As we noted in our recent Market Outlook, the adoption of a net-zero emissions target will impact carbon market supply and demand from 2021-30, feeding into the price of Australian Carbon Credit Units (ACCUs).

Our recent analysis considered three scenarios for market and price development under net-zero emissions, which we modelled via the assumed adoption of a binding target for industry implemented via the ‘safeguard mechanism’.

Findings indicate that the adoption of a net-zero emissions target will be a supportive long-term factor for ACCU contract prices, with increasing demand for locally sourced offsets from voluntary and compliance market companies creating a sustained uptrend in carbon market prices, particularly over the first half of the decade.

We forecast that the price of long-term ACCU supply contracts could more than double from current levels, growing to a range of $20-45/t in 2030.

Liable entities are assumed to meet their individual emissions reduction tasks via direct GHG emissions abatement activity (calculated on a sector-by-sector basis) or the sourcing of external emissions reductions (in the form of ACCUs), with the relative level of demand for external offsets differing in each scenario based on the prioritisation of internal abatement activity (resulting in a range of forward price outcomes).

Likelihood of changes to the safeguard mechanism

The safeguard mechanism is implemented via legislation, building on the National Greenhouse and Energy Reporting scheme, however, baselines are overseen via regulation (the National Greenhouse and Energy Reporting (Safeguard Mechanism) Rule 2015), providing the Energy Minister of the day with power to update baselines.

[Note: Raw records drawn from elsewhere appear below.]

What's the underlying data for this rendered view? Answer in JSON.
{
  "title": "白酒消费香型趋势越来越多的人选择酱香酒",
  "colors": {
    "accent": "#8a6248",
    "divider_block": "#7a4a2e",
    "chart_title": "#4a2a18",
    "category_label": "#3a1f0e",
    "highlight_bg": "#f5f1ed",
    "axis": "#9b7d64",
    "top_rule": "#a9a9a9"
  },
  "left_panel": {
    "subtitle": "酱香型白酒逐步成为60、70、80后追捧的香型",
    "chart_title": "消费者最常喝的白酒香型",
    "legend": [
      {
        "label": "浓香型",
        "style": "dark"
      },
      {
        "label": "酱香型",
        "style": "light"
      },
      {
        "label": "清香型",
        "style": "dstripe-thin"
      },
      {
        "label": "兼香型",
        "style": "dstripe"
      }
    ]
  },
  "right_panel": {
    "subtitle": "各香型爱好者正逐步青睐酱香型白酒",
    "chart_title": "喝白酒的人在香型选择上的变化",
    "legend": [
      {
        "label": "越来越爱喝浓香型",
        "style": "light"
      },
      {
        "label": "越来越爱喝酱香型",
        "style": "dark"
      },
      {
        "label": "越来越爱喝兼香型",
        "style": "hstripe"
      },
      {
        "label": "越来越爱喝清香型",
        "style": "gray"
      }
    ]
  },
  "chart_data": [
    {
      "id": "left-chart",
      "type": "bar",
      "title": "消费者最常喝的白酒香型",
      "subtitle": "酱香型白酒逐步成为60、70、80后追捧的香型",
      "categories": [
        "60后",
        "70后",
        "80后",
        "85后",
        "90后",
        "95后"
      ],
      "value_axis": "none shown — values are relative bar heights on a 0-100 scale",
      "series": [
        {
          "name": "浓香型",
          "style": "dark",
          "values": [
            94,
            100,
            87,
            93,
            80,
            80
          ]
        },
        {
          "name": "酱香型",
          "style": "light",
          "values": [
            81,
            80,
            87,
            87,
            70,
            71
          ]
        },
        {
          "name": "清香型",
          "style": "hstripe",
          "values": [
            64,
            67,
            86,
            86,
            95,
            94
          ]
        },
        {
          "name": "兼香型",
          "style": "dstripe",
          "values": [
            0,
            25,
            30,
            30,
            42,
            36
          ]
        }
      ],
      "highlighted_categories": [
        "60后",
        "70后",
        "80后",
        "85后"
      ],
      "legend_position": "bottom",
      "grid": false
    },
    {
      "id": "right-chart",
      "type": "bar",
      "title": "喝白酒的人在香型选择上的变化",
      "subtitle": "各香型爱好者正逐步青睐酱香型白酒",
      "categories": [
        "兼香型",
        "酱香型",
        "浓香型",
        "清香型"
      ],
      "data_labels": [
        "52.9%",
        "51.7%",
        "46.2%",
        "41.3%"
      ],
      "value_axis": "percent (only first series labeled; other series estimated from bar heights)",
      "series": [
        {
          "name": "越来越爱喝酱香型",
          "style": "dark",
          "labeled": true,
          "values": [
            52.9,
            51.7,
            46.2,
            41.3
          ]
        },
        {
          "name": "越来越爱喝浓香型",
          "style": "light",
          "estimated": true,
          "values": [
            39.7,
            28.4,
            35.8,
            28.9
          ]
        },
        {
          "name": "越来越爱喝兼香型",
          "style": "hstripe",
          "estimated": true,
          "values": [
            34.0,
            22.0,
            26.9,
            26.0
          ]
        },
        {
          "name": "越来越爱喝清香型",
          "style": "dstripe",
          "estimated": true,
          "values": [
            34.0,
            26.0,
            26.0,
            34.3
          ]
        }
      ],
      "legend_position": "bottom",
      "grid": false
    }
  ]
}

This power has historically been used to relax baseline settings, such as in March 2019, which gave facilities the option to use published production variables and industry default emissions intensity values in baseline applications, and in May 2020, to extend the transition of facilities to calculated baseline determinations.

Under a new net-zero environment, there are two plausible outcomes:

Whichever path is ultimately taken, modelling indicates that the adoption of a net-zero emissions target will be a supportive factor for carbon market demand and prices.

While our analysis aligns industry emissions with a net-zero goal via the safeguard mechanism (creating increased compliance demand), this resultant demand could also be interpreted to reflect voluntary activity as companies increasingly set net-zero emissions targets in response to external pressure (e.g., from investors and consumers, or the threat of domestic or international regulation such as carbon border tariffs).

As a result, industry is already beginning to take action in anticipation of future government regulation, and external pressure, with the combined effect of this activity already beginning to impact spot prices and forward expectations.